Researchers at Tulane University revealed that vitamin therapy might help improve common symptoms of diabetic neuropathy such as pain, tingling and numbness in hands and feet.

Researchers followed 200 type 2 diabetes patients for six months.  Some of the patients were given Metanx, a vitamin-rich prescription medical food and other received a placebo.

"Within about two to three months patients taking Metanx started doing significantly better than those taking the placebo," lead researcher Dr.
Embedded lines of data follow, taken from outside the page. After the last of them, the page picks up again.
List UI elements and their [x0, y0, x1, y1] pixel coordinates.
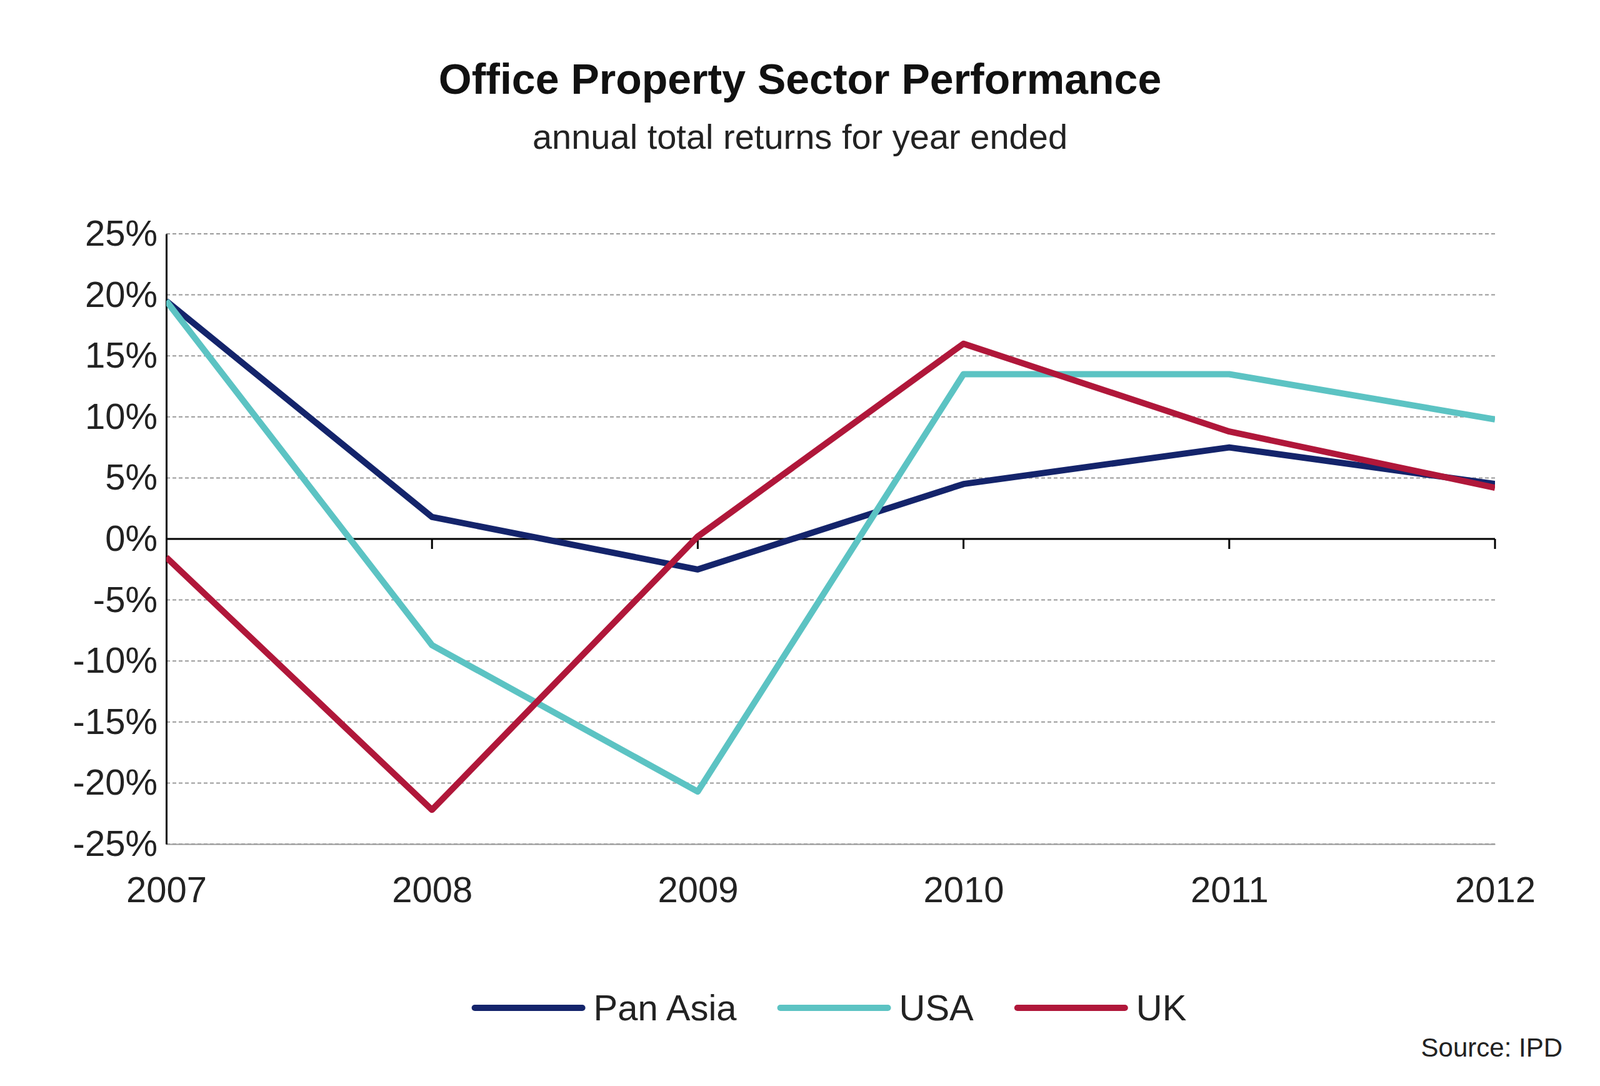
y-tick-label: -15% — [73, 700, 158, 742]
grid — [166, 233, 1495, 844]
y-tick: 0% — [105, 517, 167, 559]
y-tick-label: -25% — [73, 822, 158, 864]
x-tick: 2009 — [657, 843, 739, 910]
category-tick — [962, 538, 965, 549]
grid-line — [166, 355, 1495, 357]
x-tick-label: 2008 — [391, 868, 473, 910]
x-tick: 2011 — [1190, 843, 1269, 910]
y-tick: -15% — [73, 700, 167, 742]
zero-line — [166, 538, 1495, 540]
y-tick-label: 10% — [85, 395, 158, 437]
source: Source: IPD — [1421, 1032, 1563, 1062]
grid-line — [166, 538, 1495, 540]
x-axis: 2007 2008 2009 2010 2011 2012 — [126, 843, 1536, 910]
grid-line — [166, 599, 1495, 601]
x-tick: 2010 — [923, 843, 1005, 910]
legend-swatch — [475, 1004, 583, 1011]
grid-line — [166, 416, 1495, 418]
x-tick-label: 2010 — [923, 868, 1005, 910]
legend-label: Pan Asia — [593, 986, 738, 1028]
legend-item: USA — [780, 986, 975, 1028]
legend-item: Pan Asia — [475, 986, 738, 1028]
x-tick-label: 2009 — [657, 868, 739, 910]
legend-swatch — [780, 1004, 889, 1011]
grid-line — [166, 721, 1495, 723]
grid-line — [166, 781, 1495, 784]
x-tick: 2008 — [391, 843, 473, 910]
category-tick — [431, 538, 434, 549]
grid-line — [166, 294, 1495, 296]
x-tick-label: 2007 — [126, 868, 207, 910]
y-tick: -25% — [73, 822, 167, 864]
grid-line — [166, 660, 1495, 662]
series-line — [166, 343, 1495, 810]
x-axis-line — [166, 843, 1496, 845]
y-tick-label: -5% — [93, 578, 158, 620]
y-tick-label: 5% — [105, 456, 158, 497]
y-tick: 15% — [85, 334, 167, 375]
y-tick: -10% — [73, 639, 167, 680]
y-tick: 25% — [85, 212, 167, 254]
series-line — [166, 300, 1495, 792]
x-tick: 2012 — [1455, 843, 1536, 910]
legend-item: UK — [1017, 986, 1187, 1028]
grid-line — [166, 843, 1495, 845]
legend-label: UK — [1136, 986, 1187, 1028]
y-tick-label: 15% — [85, 334, 158, 375]
grid-line — [166, 233, 1495, 235]
y-tick-label: 0% — [105, 517, 158, 559]
subtitle: annual total returns for year ended — [532, 116, 1068, 157]
x-tick-label: 2011 — [1190, 868, 1269, 910]
y-tick: -5% — [93, 578, 167, 620]
y-tick: -20% — [73, 761, 167, 802]
legend-label: USA — [899, 986, 975, 1028]
y-tick: 10% — [85, 395, 167, 437]
legend-swatch — [1017, 1004, 1125, 1011]
chart: Office Property Sector Performance annual… — [0, 0, 1600, 1086]
y-tick: 5% — [105, 456, 167, 497]
category-tick — [1494, 538, 1497, 549]
y-tick: 20% — [85, 273, 167, 315]
y-axis: -25% -20% -15% -10% -5% 0% 5% 10% 15% 20% 25% — [73, 212, 167, 864]
y-tick-label: 25% — [85, 212, 158, 254]
category-tick — [1228, 538, 1230, 549]
title: Office Property Sector Performance — [438, 55, 1162, 103]
series-line — [166, 300, 1495, 569]
legend: Pan Asia USA UK — [475, 986, 1187, 1028]
y-tick-label: -10% — [73, 639, 158, 680]
y-tick-label: 20% — [85, 273, 158, 315]
grid-line — [166, 476, 1495, 479]
y-tick-label: -20% — [73, 761, 158, 802]
x-tick-label: 2012 — [1455, 868, 1536, 910]
lines — [166, 300, 1495, 810]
Vivian Fonseca, Tullis-Tulane Alumni Chair in Diabetes and past president of science and medicine for the American Diabetes Association, said in a news release.

"Neuropathy basically means abnormalities of the nerves," says Fonseca. "In diabetes the classic case is peripheral neuropathy, affecting the ends of nerves in the hands and feet."

Researchers explain that up to 60 percent of diabetes patients experience symptoms of peripheral neuropathy. What's more, the condition can get worse if the disease is not managed.

"The major causes of neuropathy are diabetes; in the past, leprosy; some infections; and vitamin deficiency," Fonseca explained.

Fonseca and his team decided to conduct the latest study after coming across several reports revealing that high doses of vitamins may ease neuropathy symptoms.

"I also found reports in the literature of Metanx, which contains high doses of B vitamins, helping people with neuropathy," Fonseca added.  However, researchers noted that the claims were not supported by clinical studies.

Fonseca said he suggested to the makers of Metanx, PamLab, a Covington, Louisiana-based company, to conduct a randomized controlled trial on the effectiveness of Metanx on easing diabetes symptoms.

"I suggested to PamLab that we should do a randomized controlled trial and they agreed to fund a multi-center trial at Tulane and five other sites," Fonseca explained.

"We analyzed the study data and found that patients had improvement in some parameters tested and those with subtle vitamin deficiencies did the best. That tells me that vitamin deficiency may have been contributing to a worsening of that patient's neuropathy and we corrected that," he concluded.

The findings are published in the The American Journal of Medicine.